Consider a circular arrangement of 8 people as shown below:
Let's say person 1 has a candy which is passed around with equal probability either to the left or right. All the other people do the same.
a) Find the probability that the person 3 gets the candy before person 6.
b) Find the expected number of times the candy will be passed before the person 5 gets it for the first time.
For a) I could just break the circle between 3 and 4 and consider them siting in a straight line as,
$3\hspace{10pt}2\hspace{10pt}1\hspace{10pt}8\hspace{10pt}7\hspace{10pt}6$
Now how do I go about calculating the probability? Do I take different cases? I think using conditional probability I could get some recurrence relation. Not sure how to go about b). Any help is appreciated. Thanks!

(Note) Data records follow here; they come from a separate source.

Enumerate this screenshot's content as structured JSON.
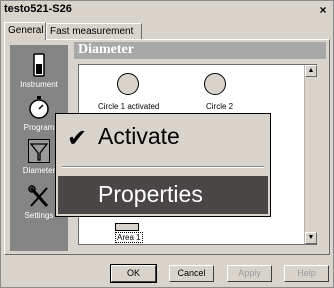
{
  "window": {
    "title": "testo521-S26",
    "close_glyph": "×"
  },
  "tabs": [
    {
      "label": "General",
      "selected": true
    },
    {
      "label": "Fast measurement",
      "selected": false
    }
  ],
  "sidebar": {
    "items": [
      {
        "label": "Instrument",
        "icon": "instrument-icon"
      },
      {
        "label": "Program",
        "icon": "stopwatch-icon"
      },
      {
        "label": "Diameter",
        "icon": "funnel-icon",
        "selected": true
      },
      {
        "label": "Settings",
        "icon": "tools-icon"
      }
    ]
  },
  "header": {
    "title": "Diameter"
  },
  "canvas": {
    "circles": [
      {
        "label": "Circle 1 activated"
      },
      {
        "label": "Circle 2"
      }
    ],
    "area_label": "Area 1"
  },
  "context_menu": {
    "items": [
      {
        "label": "Activate",
        "checked": true,
        "check_glyph": "✔"
      },
      {
        "label": "Properties",
        "highlighted": true
      }
    ]
  },
  "scrollbar": {
    "up_glyph": "▲",
    "down_glyph": "▼"
  },
  "buttons": {
    "ok": "OK",
    "cancel": "Cancel",
    "apply": "Apply",
    "help": "Help"
  },
  "colors": {
    "sidebar": "#858585",
    "header": "#a8a8a8",
    "menu_highlight": "#4a4646",
    "dialog": "#d8d4cc"
  }
}
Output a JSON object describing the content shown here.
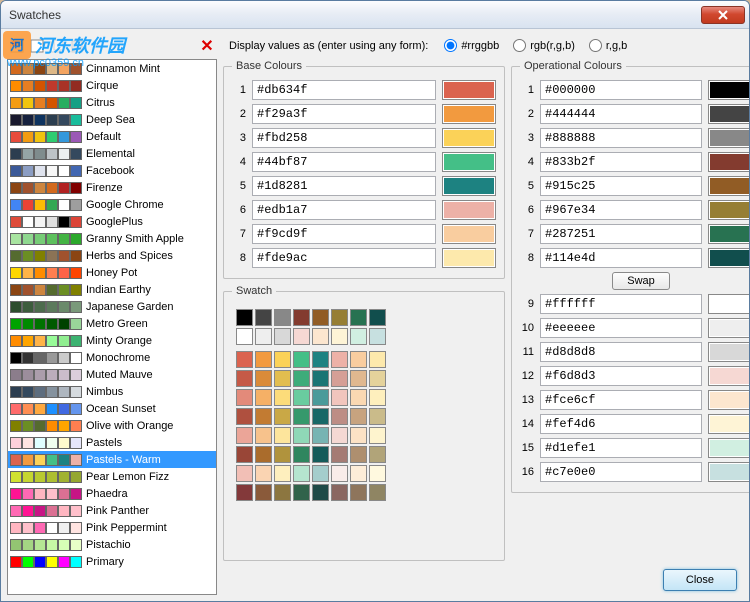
{
  "window": {
    "title": "Swatches"
  },
  "watermark": {
    "text": "河东软件园",
    "url": "www.pc0359.cn"
  },
  "display": {
    "label": "Display values as (enter using any form):",
    "options": [
      "#rrggbb",
      "rgb(r,g,b)",
      "r,g,b"
    ],
    "selected": 0
  },
  "fieldsets": {
    "base": "Base Colours",
    "operational": "Operational Colours",
    "swatch": "Swatch"
  },
  "buttons": {
    "swap": "Swap",
    "close": "Close"
  },
  "swatches": [
    {
      "name": "Cinnamon Mint",
      "colors": [
        "#d2691e",
        "#cd853f",
        "#8b4513",
        "#deb887",
        "#f4a460",
        "#a0522d"
      ]
    },
    {
      "name": "Cirque",
      "colors": [
        "#ff8c00",
        "#e67e22",
        "#d35400",
        "#c0392b",
        "#a93226",
        "#922b21"
      ]
    },
    {
      "name": "Citrus",
      "colors": [
        "#f39c12",
        "#f1c40f",
        "#e67e22",
        "#d35400",
        "#27ae60",
        "#16a085"
      ]
    },
    {
      "name": "Deep Sea",
      "colors": [
        "#1a1a2e",
        "#16213e",
        "#0f3460",
        "#2c3e50",
        "#34495e",
        "#1abc9c"
      ]
    },
    {
      "name": "Default",
      "colors": [
        "#e74c3c",
        "#f39c12",
        "#f1c40f",
        "#2ecc71",
        "#3498db",
        "#9b59b6"
      ]
    },
    {
      "name": "Elemental",
      "colors": [
        "#2c3e50",
        "#95a5a6",
        "#7f8c8d",
        "#bdc3c7",
        "#ecf0f1",
        "#34495e"
      ]
    },
    {
      "name": "Facebook",
      "colors": [
        "#3b5998",
        "#8b9dc3",
        "#dfe3ee",
        "#f7f7f7",
        "#ffffff",
        "#4267b2"
      ]
    },
    {
      "name": "Firenze",
      "colors": [
        "#8b4513",
        "#a0522d",
        "#cd853f",
        "#d2691e",
        "#b22222",
        "#800000"
      ]
    },
    {
      "name": "Google Chrome",
      "colors": [
        "#4285f4",
        "#ea4335",
        "#fbbc05",
        "#34a853",
        "#ffffff",
        "#9e9e9e"
      ]
    },
    {
      "name": "GooglePlus",
      "colors": [
        "#dd4b39",
        "#ffffff",
        "#f4f4f4",
        "#e0e0e0",
        "#000000",
        "#db4437"
      ]
    },
    {
      "name": "Granny Smith Apple",
      "colors": [
        "#a8e4a0",
        "#8fd88f",
        "#76cc76",
        "#5dc05d",
        "#44b444",
        "#2ba82b"
      ]
    },
    {
      "name": "Herbs and Spices",
      "colors": [
        "#556b2f",
        "#6b8e23",
        "#808000",
        "#8b7355",
        "#a0522d",
        "#8b4513"
      ]
    },
    {
      "name": "Honey Pot",
      "colors": [
        "#ffd700",
        "#ffb347",
        "#ff8c00",
        "#ff7f50",
        "#ff6347",
        "#ff4500"
      ]
    },
    {
      "name": "Indian Earthy",
      "colors": [
        "#8b4513",
        "#a0522d",
        "#cd853f",
        "#556b2f",
        "#6b8e23",
        "#808000"
      ]
    },
    {
      "name": "Japanese Garden",
      "colors": [
        "#2e4d2e",
        "#3d5c3d",
        "#4d6b4d",
        "#5c7a5c",
        "#6b8a6b",
        "#7a997a"
      ]
    },
    {
      "name": "Metro Green",
      "colors": [
        "#00a300",
        "#008a00",
        "#007200",
        "#005a00",
        "#004200",
        "#99d699"
      ]
    },
    {
      "name": "Minty Orange",
      "colors": [
        "#ff8c00",
        "#ffa500",
        "#ffb347",
        "#98fb98",
        "#90ee90",
        "#3cb371"
      ]
    },
    {
      "name": "Monochrome",
      "colors": [
        "#000000",
        "#333333",
        "#666666",
        "#999999",
        "#cccccc",
        "#ffffff"
      ]
    },
    {
      "name": "Muted Mauve",
      "colors": [
        "#8b7d8b",
        "#9b8d9b",
        "#ab9dab",
        "#bbadbb",
        "#cbbdcb",
        "#dbcddb"
      ]
    },
    {
      "name": "Nimbus",
      "colors": [
        "#2c3e50",
        "#34495e",
        "#5d6d7e",
        "#85929e",
        "#aeb6bf",
        "#d6dbdf"
      ]
    },
    {
      "name": "Ocean Sunset",
      "colors": [
        "#ff6b6b",
        "#ff8e53",
        "#ffa940",
        "#1e90ff",
        "#4169e1",
        "#6495ed"
      ]
    },
    {
      "name": "Olive with Orange",
      "colors": [
        "#808000",
        "#6b8e23",
        "#556b2f",
        "#ff8c00",
        "#ffa500",
        "#ff7f50"
      ]
    },
    {
      "name": "Pastels",
      "colors": [
        "#ffd1dc",
        "#ffe4e1",
        "#e0ffff",
        "#f0fff0",
        "#fffacd",
        "#e6e6fa"
      ]
    },
    {
      "name": "Pastels - Warm",
      "colors": [
        "#db634f",
        "#f29a3f",
        "#fbd258",
        "#44bf87",
        "#1d8281",
        "#edb1a7"
      ],
      "selected": true
    },
    {
      "name": "Pear Lemon Fizz",
      "colors": [
        "#d1e231",
        "#c5d631",
        "#b9ca31",
        "#adbf31",
        "#a1b331",
        "#95a731"
      ]
    },
    {
      "name": "Phaedra",
      "colors": [
        "#ff1493",
        "#ff69b4",
        "#ffb6c1",
        "#ffc0cb",
        "#db7093",
        "#c71585"
      ]
    },
    {
      "name": "Pink Panther",
      "colors": [
        "#ff69b4",
        "#ff1493",
        "#c71585",
        "#db7093",
        "#ffb6c1",
        "#ffc0cb"
      ]
    },
    {
      "name": "Pink Peppermint",
      "colors": [
        "#ffb6c1",
        "#ffc0cb",
        "#ff69b4",
        "#ffffff",
        "#f0f0f0",
        "#ffe4e1"
      ]
    },
    {
      "name": "Pistachio",
      "colors": [
        "#93c572",
        "#a4d683",
        "#b5e794",
        "#c6f8a5",
        "#d7ffb6",
        "#e8ffc7"
      ]
    },
    {
      "name": "Primary",
      "colors": [
        "#ff0000",
        "#00ff00",
        "#0000ff",
        "#ffff00",
        "#ff00ff",
        "#00ffff"
      ]
    }
  ],
  "base_colors": [
    {
      "n": "1",
      "v": "#db634f"
    },
    {
      "n": "2",
      "v": "#f29a3f"
    },
    {
      "n": "3",
      "v": "#fbd258"
    },
    {
      "n": "4",
      "v": "#44bf87"
    },
    {
      "n": "5",
      "v": "#1d8281"
    },
    {
      "n": "6",
      "v": "#edb1a7"
    },
    {
      "n": "7",
      "v": "#f9cd9f"
    },
    {
      "n": "8",
      "v": "#fde9ac"
    }
  ],
  "operational_colors": [
    {
      "n": "1",
      "v": "#000000"
    },
    {
      "n": "2",
      "v": "#444444"
    },
    {
      "n": "3",
      "v": "#888888"
    },
    {
      "n": "4",
      "v": "#833b2f"
    },
    {
      "n": "5",
      "v": "#915c25"
    },
    {
      "n": "6",
      "v": "#967e34"
    },
    {
      "n": "7",
      "v": "#287251"
    },
    {
      "n": "8",
      "v": "#114e4d"
    },
    {
      "n": "9",
      "v": "#ffffff"
    },
    {
      "n": "10",
      "v": "#eeeeee"
    },
    {
      "n": "11",
      "v": "#d8d8d8"
    },
    {
      "n": "12",
      "v": "#f6d8d3"
    },
    {
      "n": "13",
      "v": "#fce6cf"
    },
    {
      "n": "14",
      "v": "#fef4d6"
    },
    {
      "n": "15",
      "v": "#d1efe1"
    },
    {
      "n": "16",
      "v": "#c7e0e0"
    }
  ],
  "swatch_preview_top": [
    "#000000",
    "#444444",
    "#888888",
    "#833b2f",
    "#915c25",
    "#967e34",
    "#287251",
    "#114e4d",
    "#ffffff",
    "#eeeeee",
    "#d8d8d8",
    "#f6d8d3",
    "#fce6cf",
    "#fef4d6",
    "#d1efe1",
    "#c7e0e0"
  ],
  "swatch_preview_main": [
    "#db634f",
    "#f29a3f",
    "#fbd258",
    "#44bf87",
    "#1d8281",
    "#edb1a7",
    "#f9cd9f",
    "#fde9ac",
    "#c55a47",
    "#da8b39",
    "#e2bd4f",
    "#3dac7a",
    "#1a7574",
    "#d59f96",
    "#e0b88f",
    "#e4d29b",
    "#e38a7a",
    "#f5b066",
    "#fcdc7a",
    "#69cc9f",
    "#4a9b9a",
    "#f1c5bd",
    "#fad8b2",
    "#feefbd",
    "#af503f",
    "#c27b32",
    "#c9a846",
    "#36996c",
    "#176867",
    "#bd8d85",
    "#c7a37f",
    "#cabb8a",
    "#eba598",
    "#f7c28c",
    "#fde59c",
    "#8fd8b7",
    "#77b4b3",
    "#f5d8d3",
    "#fce2c5",
    "#fef4ce",
    "#994637",
    "#aa6c2c",
    "#b0933d",
    "#2f865f",
    "#145b5a",
    "#a57b74",
    "#ae8f6f",
    "#b1a479",
    "#f2bfb6",
    "#fad4b2",
    "#feefbe",
    "#b5e5cf",
    "#a4cdcc",
    "#f9ece9",
    "#fdedd8",
    "#fff9df",
    "#83393a",
    "#8a5a3a",
    "#8c7640",
    "#31634b",
    "#1f4a47",
    "#8a6761",
    "#8e755c",
    "#8f8563"
  ]
}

We can solve this using the theory of absorbing markov chains. It may be over-complicating the question a little but I think it's a useful and general tool worth using. For question a, the absorbing states will be 3 & 6 while state 4 & 5 have been removed. Our transition matrix will then be $$ P = \begin{pmatrix} 0 & 1/2 & 1/2 & 0 & 0 & 0 \\ 1/2 & 0 & 0 & 0 & 1/2 & 0 \\ 1/2 & 0 & 0 & 1/2 & 0 & 0 \\ 0 & 0 & 1/2 & 0 & 0 & 1/2 \\ 0 & 0 & 0 & 0 & 1 & 0 \\ 0 & 0 & 0 & 0 & 0 & 1 \\ \end{pmatrix} = \begin{pmatrix} Q & R \\ 0 & I_2 \end{pmatrix} $$
where our indices are in the order $(1,2,8,7,3,6)$.

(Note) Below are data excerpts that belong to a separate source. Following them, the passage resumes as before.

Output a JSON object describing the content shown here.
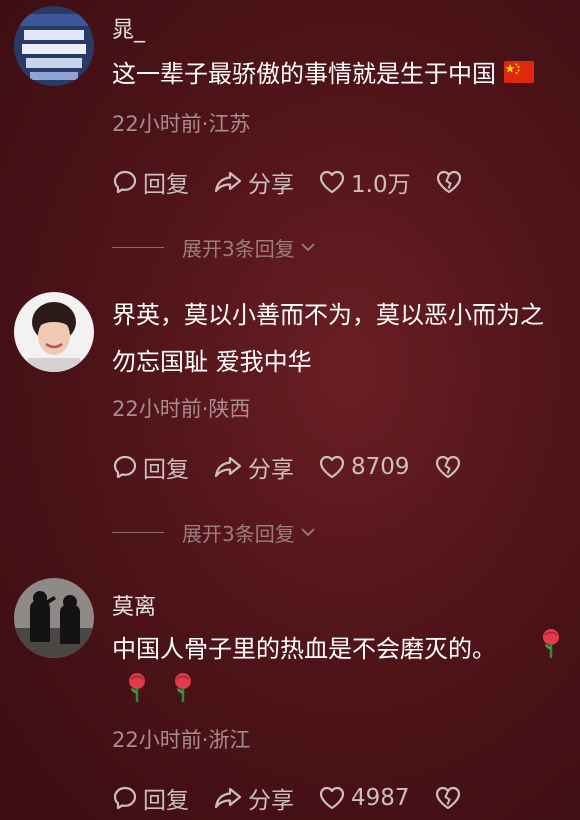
{
  "comments": [
    {
      "username": "晁_",
      "text": "这一辈子最骄傲的事情就是生于中国",
      "emoji": "flag-cn",
      "meta": "22小时前·江苏",
      "reply_label": "回复",
      "share_label": "分享",
      "likes": "1.0万",
      "expand_label": "展开3条回复"
    },
    {
      "username": "",
      "text_line1": "界英，莫以小善而不为，莫以恶小而为之",
      "text_line2": "勿忘国耻 爱我中华",
      "meta": "22小时前·陕西",
      "reply_label": "回复",
      "share_label": "分享",
      "likes": "8709",
      "expand_label": "展开3条回复"
    },
    {
      "username": "莫离",
      "text": "中国人骨子里的热血是不会磨灭的。",
      "emoji": "rose",
      "meta": "22小时前·浙江",
      "reply_label": "回复",
      "share_label": "分享",
      "likes": "4987"
    }
  ],
  "colors": {
    "background": "#4f1419",
    "meta": "#a78d8f",
    "action": "#cdbebf"
  }
}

We then find the fundamental matrix (using some CAS) which is $$ N = (I_4 - Q)^{-1} = \frac25 \begin{pmatrix} 6 & 3 & 4 & 2\\ 3 & 4 & 2 & 1\\ 4 & 2 & 6 & 3\\ 2 & 1 & 3 & 4\\ \end{pmatrix} $$
Finding the probability of being absorbed can be done just by examing the (1,1) entry in $$ B = NR = \frac15 \begin{pmatrix} 3 & 2 \\ 4 & 1 \\ 2 & 3 \\ 1 & 4 \\ \end{pmatrix} $$
So the probability of 3 getting the candy before 6 is $3/5$.
For question b, the method is similar but with a larger transition matrix and 5 as the only absorbing state. We are looking for the number of states visited before being absorbed when starting from position 1, which is just the sum of the first row of N. If we order the states $(1,2,3,4,6,7,8,5)$ in $P$ then we will get $$Q= \frac12 \begin{pmatrix} 0 & 1 & 0 & 0 & 0 & 0 & 1 \\ 1 & 0 & 1 & 0 & 0 & 0 & 0 \\ 0 & 1 & 0 & 1 & 0 & 0 & 0 \\ 0 & 0 & 1 & 0 & 0 & 0 & 0 \\ 0 & 0 & 0 & 0 & 0 & 1 & 0 \\ 0 & 0 & 0 & 0 & 1 & 0 & 1 \\ 1 & 0 & 0 & 0 & 0 & 1 & 0 \end{pmatrix} $$ And then $$ N = (I_7 - Q)^{-1} = \frac14 \begin{pmatrix} 16 & 12 & 8 & 4 & 4 & 8 & 12 \\ 12 & 15 & 10 & 5 & 3 & 6 & 9 \\ 8 & 10 & 12 & 6 & 2 & 4 & 6 \\ 4 & 5 & 6 & 7 & 1 & 2 & 3 \\ 4 & 3 & 2 & 1 & 7 & 6 & 5 \\ 8 & 6 & 4 & 2 & 6 & 12 & 10 \\ 12 & 9 & 6 & 3 & 5 & 10 & 15 \end{pmatrix} $$
If we sum all values on the first row, because we are starting from position 1, we find that the expected number of times the candle is passed is 16.